US 11,941,135 B2
Automated sensitive data classification in computerized databases
Oded Sofer, Midreshet Ben Gurion (IL); Guy Gonen, Be'er Sheva (IL); and Benazeer Daruwalla, Brooklyn, NY (US)
Assigned to International Business Machines Corporation, Armonk, NY (US)
Filed by INTERNATIONAL BUSINESS MACHINES CORPORATION, Armonk, NY (US)
Filed on Aug. 23, 2019, as Appl. No. 16/549,580.
Prior Publication US 2021/0056219 A1, Feb. 25, 2021
Int. Cl. G06F 21/62 (2013.01); G06F 16/22 (2019.01); G06F 16/2457 (2019.01); G06F 16/28 (2019.01)

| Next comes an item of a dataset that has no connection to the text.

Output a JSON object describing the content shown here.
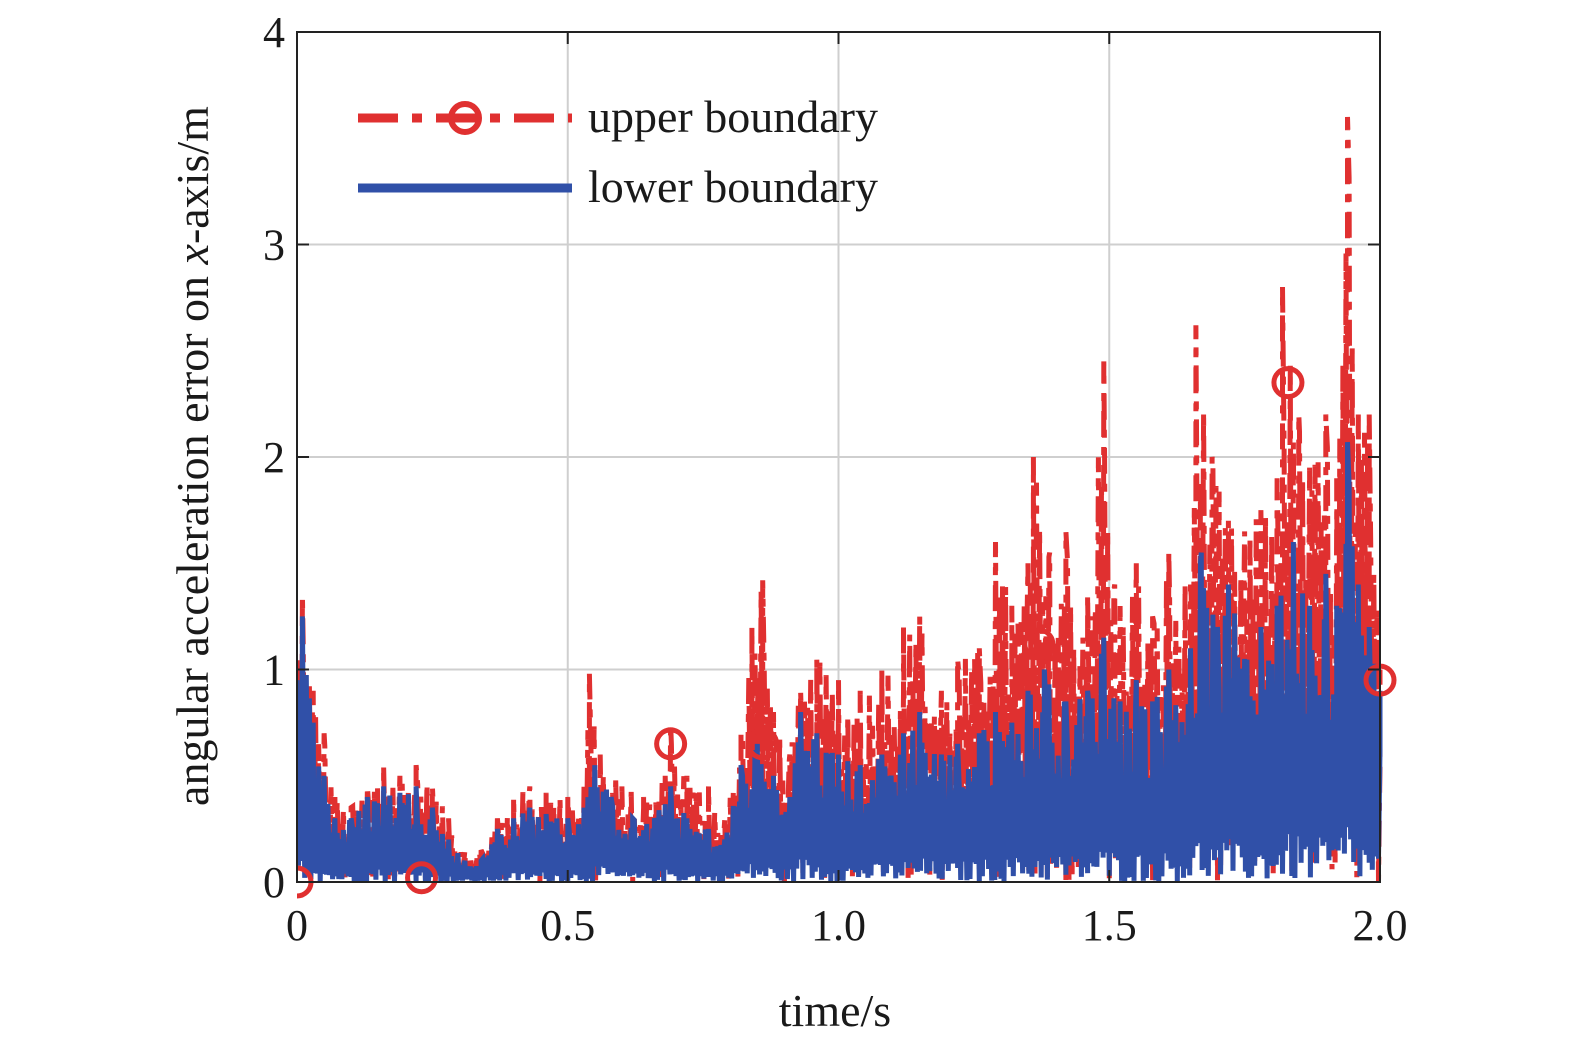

CPC G06F 21/6218 (2013.01) [G06F 16/2282 (2019.01); G06F 16/24578 (2019.01); G06F 16/285 (2019.01)] 12 Claims
OG exemplary drawing
 
1. A method for automated sensitive data classification, the method comprising:
retrieving a catalog of a database, wherein the catalog comprises metadata defining objects of the database, wherein the objects include tables and columns;
sampling record values from at least some of the columns, wherein the sampling comprises ignoring record values selected from a group consisting of: null, blank, zero, Boolean, and strings shorter than a predefined length, and further comprises removing at least one of a prefix and a suffix from the sampled record values through use of a spelling suggestion algorithm;
generating a map of probable associations between different columns of the tables of the database, based on: (a) the metadata, and (b) the sampled record values;
applying a machine learning classifier to the sampled record values, to classify the columns of the sampled records into multiple data classes, wherein at least some of the data classes are sensitive data classes;
classifying columns of non-sampled record values according to the classification of the sampled record values, based on the map of probable associations between the different columns;
searching all objects of the database for existence of record values of the classified columns, to output value and field name pairs;
scoring the pairs according to a measure of their repetitiveness in the output, wherein the score corresponds to a count of pieces of data, and wherein a higher repetitiveness produces a higher score and a lower repetitiveness produces a lower score;
increasing the scores of the pairs whose field names are similar, wherein the field names are determined to be similar using at least one of: a stemming algorithm and a natural-language understanding (NLU) algorithm; and
based on the scores of the pairs, indicating which fields of the database are likely to include sensitive data.